Police: Woman Brandished Loaded Gun at Newington Chuck E. Cheese

Newington police said 30-year-old Tawana Bourne of Middletown argued with another woman, pulled out her gun and chambered a round at the popular children's pizza and amusement center.

A Middletown woman pulled out a loaded semiautomatic handgun and threatened another woman with it at a popular children's pizza and amusement center, according to Newington Police.

On Feb. 4 at 8 p.m., members of the Newington Police Department responded to the Chuck E. Cheese restaurant at 3075 Berlin Turnpike for a report of an argument involving a firearm. 

Upon arrival, the report indicates, officers found Tawana Bourne, 30, of Middletown, who had a .380 caliber handgun.

Through investigation, the Newington Police found Bourne was at the restaurant with her child when she argued with another woman with a child. Police say Bourne allegedly brandished a .380 semiautomatic handgun and chambered a round. 

Police say Bourne had a valid state of Connecticut pistol permit and her firearms and permit were seized.

She was charged with breach of peace, three counts of risk of injury to a minor, second-degree threatening and first-degree reckless endangerment. 

Bourne was released after posting a $50,000 surety bond and is scheduled to appear in New Britain Superior Court on Feb. 19.

Avon parents, do you take your kid to Chuck E. Cheese?

Adam February 06, 2013 at 10:21 PM
Stories like this make gun owners look bad. 99.99% of CCW permit holders know better, but the .01% get all of the attention. I doubt this would have made the news if it was a knife. But that's the Patch for you.
Sue Budde February 07, 2013 at 09:22 PM
Patch is just reporting the news.

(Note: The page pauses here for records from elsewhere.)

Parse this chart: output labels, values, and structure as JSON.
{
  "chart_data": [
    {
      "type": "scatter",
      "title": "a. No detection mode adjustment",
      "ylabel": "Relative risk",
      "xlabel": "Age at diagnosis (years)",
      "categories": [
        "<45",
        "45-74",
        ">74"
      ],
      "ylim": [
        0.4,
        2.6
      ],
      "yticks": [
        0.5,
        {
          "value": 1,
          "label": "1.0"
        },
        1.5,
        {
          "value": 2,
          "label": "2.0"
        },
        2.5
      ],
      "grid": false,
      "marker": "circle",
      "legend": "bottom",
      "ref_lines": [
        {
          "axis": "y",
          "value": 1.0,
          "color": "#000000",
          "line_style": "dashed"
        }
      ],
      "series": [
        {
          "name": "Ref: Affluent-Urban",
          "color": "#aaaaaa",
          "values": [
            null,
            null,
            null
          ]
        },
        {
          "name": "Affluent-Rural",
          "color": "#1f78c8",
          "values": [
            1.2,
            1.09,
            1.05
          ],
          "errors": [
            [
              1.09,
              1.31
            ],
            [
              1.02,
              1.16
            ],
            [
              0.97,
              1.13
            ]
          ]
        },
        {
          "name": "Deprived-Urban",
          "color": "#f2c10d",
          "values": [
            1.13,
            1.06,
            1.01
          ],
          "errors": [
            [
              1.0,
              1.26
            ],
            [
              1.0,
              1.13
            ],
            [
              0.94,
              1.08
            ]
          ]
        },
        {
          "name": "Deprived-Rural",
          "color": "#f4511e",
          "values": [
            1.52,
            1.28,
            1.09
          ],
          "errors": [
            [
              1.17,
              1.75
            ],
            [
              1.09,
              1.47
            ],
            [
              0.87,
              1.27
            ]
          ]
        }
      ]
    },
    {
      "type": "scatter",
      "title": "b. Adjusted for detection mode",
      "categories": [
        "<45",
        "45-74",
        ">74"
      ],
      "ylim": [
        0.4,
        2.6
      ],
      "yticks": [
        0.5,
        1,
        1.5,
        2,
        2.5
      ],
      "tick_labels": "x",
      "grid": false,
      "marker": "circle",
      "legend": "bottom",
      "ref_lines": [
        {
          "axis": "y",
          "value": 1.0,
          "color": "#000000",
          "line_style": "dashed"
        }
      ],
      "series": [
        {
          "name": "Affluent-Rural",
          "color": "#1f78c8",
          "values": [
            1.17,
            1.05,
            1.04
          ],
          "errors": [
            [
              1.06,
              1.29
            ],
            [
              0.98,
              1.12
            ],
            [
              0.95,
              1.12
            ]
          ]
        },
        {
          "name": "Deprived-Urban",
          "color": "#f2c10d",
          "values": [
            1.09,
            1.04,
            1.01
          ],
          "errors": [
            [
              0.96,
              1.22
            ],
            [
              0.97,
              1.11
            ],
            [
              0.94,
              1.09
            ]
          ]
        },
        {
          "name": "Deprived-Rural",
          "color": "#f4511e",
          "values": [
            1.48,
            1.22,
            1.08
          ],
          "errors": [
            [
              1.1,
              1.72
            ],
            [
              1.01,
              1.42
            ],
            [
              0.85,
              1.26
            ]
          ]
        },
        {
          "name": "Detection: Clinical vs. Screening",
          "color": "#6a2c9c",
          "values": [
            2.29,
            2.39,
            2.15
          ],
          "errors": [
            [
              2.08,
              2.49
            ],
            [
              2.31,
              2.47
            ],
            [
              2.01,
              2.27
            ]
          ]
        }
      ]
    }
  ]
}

They didn't creat the situation.
Sue Budde February 07, 2013 at 09:24 PM
And PS... It's not the story making gun owners look bad. It's the stupid actions if this GUN OWNER!!
Adam February 07, 2013 at 10:21 PM
Dear Sue: Respectfully, the media creates the news. They don't just "report it". At the outset, the editors decide what will run and what won't run (even though you it may be newsworthy to others). The reporter investigates and perhaps writes a story. Various decisions must be made. The location (front page or middle of section C?), layout (side margin or full layout?), length (digest version or a series of articles?), assumptions (the journalist brings his own judgment, temperament, vocabulary, and experience to the table), descriptions (what is deemed relevant to the story?) and headline (how to condense a concept in five words?) frame how the story is communicated to the reader. Sometimes the audience drives events to become news by showing interest (e.g. the impending snow storm tomorrow). But often times, as in the case here, the vast majority of people didn't know about the event. The Patch decided that this was "news worthy" for one reason or another. I believe one of the factors that led the Patch to run the story was because it involved a firearm in a public place, which of course is the focus of certain, left of center, policymakers. I believe the Patch, in conspicuously running this story against the backdrop of a contemporaneous frenzy over gun ownership, wishes to influence the debate.